Even so, endorsements need to be backed with action by the candidate, particularly in the Hispanic community, said Louis DeSipio, a political scientist who studies Hispanic voter behavior at the University of California, Irvine.

“The elite endorsements are important, but you really need that community-level campaigning to win Latino votes,” DeSipio said. “Obama didn’t do as much of that as Clinton and he paid a price for it ... Some of Clinton’s campaigning in Nevada sent a message to California: This is the candidate that goes to a taqueria.”

There are any number of examples of how Obama is now more aggressively courting the Hispanic vote after failing to capture it in Nevada.

Obama has joined Clinton in running Spanish-language ads on radio and television in California, and Obama is backing up his union endorsements with neighborhood campaigning, DeSipio said.

Obama told an audience at Los Angeles Trade Technical College last week that the country must work to bridge its “black-brown divide.” When he tells the story of his humble beginnings as a community organizer on the South Side of Chicago, he now emphasizes that plant closures in the city affected Mexican-Americans, blacks and whites alike.

Political observers also note that the recent endorsement of Sen. Ted Kennedy could help Obama in the country’s Latino communities. President John F. Kennedy and Robert F. Kennedy worked hard to cultivate support in the Latino community before it became an important part of the Democratic coalition, DeSipio said. Still, the lure of the family legacy could be limited because many Latino voters are either young or newly minted citizens.

Regardless, Ted Kennedy brings weight to Obama’s campaign as the leading national advocate for immigration reform.

He also provides a counterbalance to Bill Clinton, who relentlessly campaigned in Nevada for his wife.

That boldness carried over into South Carolina, where Clinton served as attack dog, hitting Obama on several fronts. But the strategy backfired when he made racially tinged comments, likening Obama’s campaign to that of Jesse Jackson’s in the 1980s.

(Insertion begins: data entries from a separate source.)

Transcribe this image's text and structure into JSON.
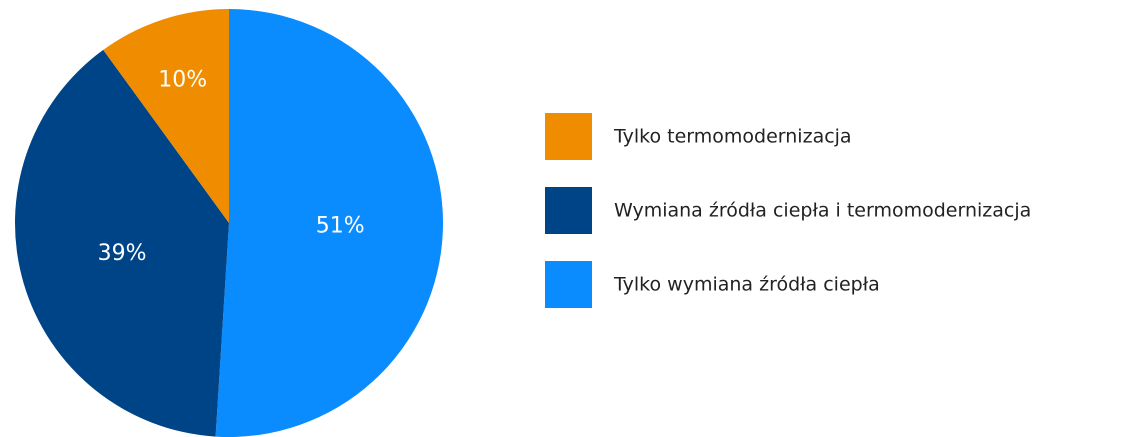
{
  "chart_data": {
    "type": "pie",
    "categories": [
      "Tylko termomodernizacja",
      "Wymiana źródła ciepła i termomodernizacja",
      "Tylko wymiana źródła ciepła"
    ],
    "values": [
      10,
      39,
      51
    ],
    "value_labels": [
      "10%",
      "39%",
      "51%"
    ],
    "colors": [
      "#f08c00",
      "#004488",
      "#0a8cff"
    ],
    "legend": "right"
  }
}
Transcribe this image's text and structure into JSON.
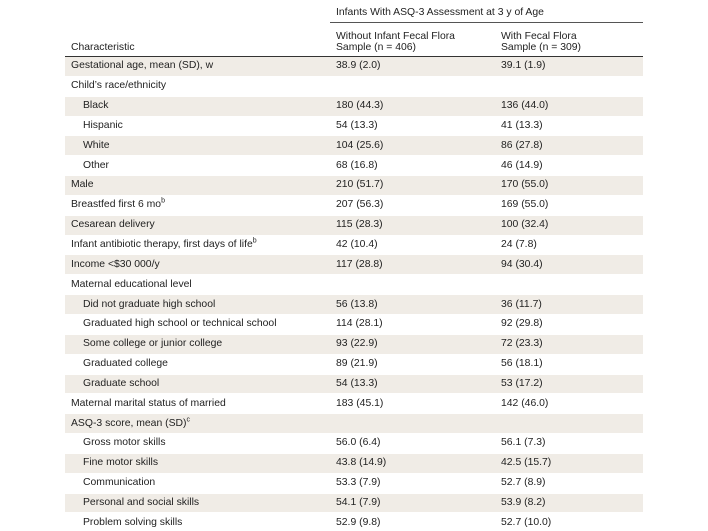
{
  "header": {
    "group_label": "Infants With ASQ-3 Assessment at 3 y of Age",
    "characteristic_label": "Characteristic",
    "col1_line1": "Without Infant Fecal Flora",
    "col1_line2": "Sample (n = 406)",
    "col2_line1": "With Fecal Flora",
    "col2_line2": "Sample (n = 309)"
  },
  "rows": [
    {
      "label": "Gestational age, mean (SD), w",
      "sup": "",
      "a": "38.9 (2.0)",
      "b": "39.1 (1.9)"
    },
    {
      "label": "Child’s race/ethnicity",
      "sup": "",
      "a": "",
      "b": ""
    },
    {
      "label": "Black",
      "sup": "",
      "a": "180 (44.3)",
      "b": "136 (44.0)"
    },
    {
      "label": "Hispanic",
      "sup": "",
      "a": "54 (13.3)",
      "b": "41 (13.3)"
    },
    {
      "label": "White",
      "sup": "",
      "a": "104 (25.6)",
      "b": "86 (27.8)"
    },
    {
      "label": "Other",
      "sup": "",
      "a": "68 (16.8)",
      "b": "46 (14.9)"
    },
    {
      "label": "Male",
      "sup": "",
      "a": "210 (51.7)",
      "b": "170 (55.0)"
    },
    {
      "label": "Breastfed first 6 mo",
      "sup": "b",
      "a": "207 (56.3)",
      "b": "169 (55.0)"
    },
    {
      "label": "Cesarean delivery",
      "sup": "",
      "a": "115 (28.3)",
      "b": "100 (32.4)"
    },
    {
      "label": "Infant antibiotic therapy, first days of life",
      "sup": "b",
      "a": "42 (10.4)",
      "b": "24 (7.8)"
    },
    {
      "label": "Income <$30 000/y",
      "sup": "",
      "a": "117 (28.8)",
      "b": "94 (30.4)"
    },
    {
      "label": "Maternal educational level",
      "sup": "",
      "a": "",
      "b": ""
    },
    {
      "label": "Did not graduate high school",
      "sup": "",
      "a": "56 (13.8)",
      "b": "36 (11.7)"
    },
    {
      "label": "Graduated high school or technical school",
      "sup": "",
      "a": "114 (28.1)",
      "b": "92 (29.8)"
    },
    {
      "label": "Some college or junior college",
      "sup": "",
      "a": "93 (22.9)",
      "b": "72 (23.3)"
    },
    {
      "label": "Graduated college",
      "sup": "",
      "a": "89 (21.9)",
      "b": "56 (18.1)"
    },
    {
      "label": "Graduate school",
      "sup": "",
      "a": "54 (13.3)",
      "b": "53 (17.2)"
    },
    {
      "label": "Maternal marital status of married",
      "sup": "",
      "a": "183 (45.1)",
      "b": "142 (46.0)"
    },
    {
      "label": "ASQ-3 score, mean (SD)",
      "sup": "c",
      "a": "",
      "b": ""
    },
    {
      "label": "Gross motor skills",
      "sup": "",
      "a": "56.0 (6.4)",
      "b": "56.1 (7.3)"
    },
    {
      "label": "Fine motor skills",
      "sup": "",
      "a": "43.8 (14.9)",
      "b": "42.5 (15.7)"
    },
    {
      "label": "Communication",
      "sup": "",
      "a": "53.3 (7.9)",
      "b": "52.7 (8.9)"
    },
    {
      "label": "Personal and social skills",
      "sup": "",
      "a": "54.1 (7.9)",
      "b": "53.9 (8.2)"
    },
    {
      "label": "Problem solving skills",
      "sup": "",
      "a": "52.9 (9.8)",
      "b": "52.7 (10.0)"
    }
  ]
}
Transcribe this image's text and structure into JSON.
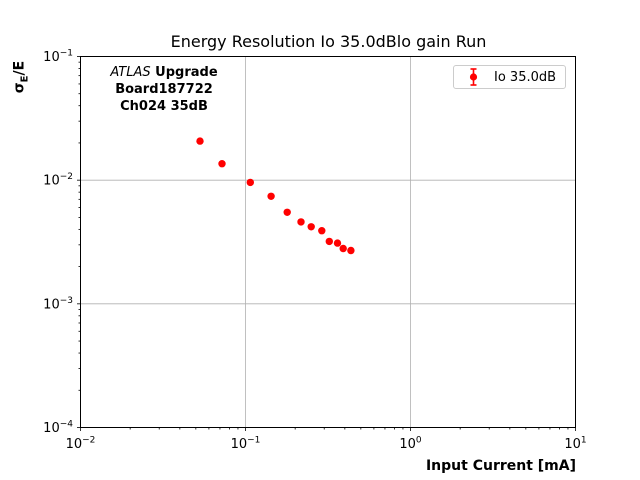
{
  "title": "Energy Resolution Io 35.0dBlo gain Run",
  "axes": {
    "xlabel": "Input Current [mA]",
    "ylabel": {
      "base": "σ",
      "sub": "E",
      "rest": "/E"
    }
  },
  "annotation": {
    "experiment": "ATLAS",
    "line1_rest": "Upgrade",
    "line2": "Board187722",
    "line3": "Ch024 35dB"
  },
  "legend": {
    "items": [
      {
        "label": "Io 35.0dB",
        "color": "#ff0000",
        "marker": "errorbar-point"
      }
    ]
  },
  "colors": {
    "marker": "#ff0000",
    "grid": "#b0b0b0",
    "axis": "#000000",
    "legend_border": "#cccccc",
    "background": "#ffffff"
  },
  "chart_data": {
    "type": "scatter",
    "title": "Energy Resolution Io 35.0dBlo gain Run",
    "xlabel": "Input Current [mA]",
    "ylabel": "σ_E/E",
    "xscale": "log",
    "yscale": "log",
    "xlim": [
      0.01,
      10
    ],
    "ylim": [
      0.0001,
      0.1
    ],
    "xtick_exponents": [
      -2,
      -1,
      0,
      1
    ],
    "ytick_exponents": [
      -1,
      -2,
      -3,
      -4
    ],
    "grid": true,
    "legend_position": "upper right",
    "series": [
      {
        "name": "Io 35.0dB",
        "color": "#ff0000",
        "marker": "circle",
        "x": [
          0.053,
          0.072,
          0.107,
          0.143,
          0.179,
          0.217,
          0.25,
          0.29,
          0.322,
          0.361,
          0.391,
          0.435
        ],
        "y": [
          0.0207,
          0.0136,
          0.0096,
          0.0074,
          0.0055,
          0.0046,
          0.0042,
          0.0039,
          0.0032,
          0.0031,
          0.0028,
          0.0027
        ]
      }
    ]
  }
}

“They either overlearned the lesson or they learned the wrong lesson from Nevada,” said Jennifer Duffy, a political analyst with the nonpartisan Cook Political Report in Washington. “Bill Clinton being aggressive is a bad thing. People don’t want to see an angry Bill Clinton.”

The former president has since moved back into the role of a supportive spouse.

In the end, what’s Nevada’s legacy?

Well, we’ve won at least a footnote: Nevada is the first state so far in which one candidate won the popular vote and the other won more delegates — although their ultimate apportionment is to be decided.

Though Nevada’s results suggest certain demographic trends for the candidates, they won’t be validated until Feb. 5, she said.

“This is different from everything else,” Duffy said. “We’ve moved from a phase where a win is about momentum, credibility and validation. Now it’s about math. It’s about counting noses. Their strengths aren’t necessarily as important as they were in the early states.”

And Nevada as an early state? We’re now in each candidate’s rearview mirror.

Neither the Obama nor Clinton camps made its national campaign managers or strategists available to the Sun for interviews over a three-day period.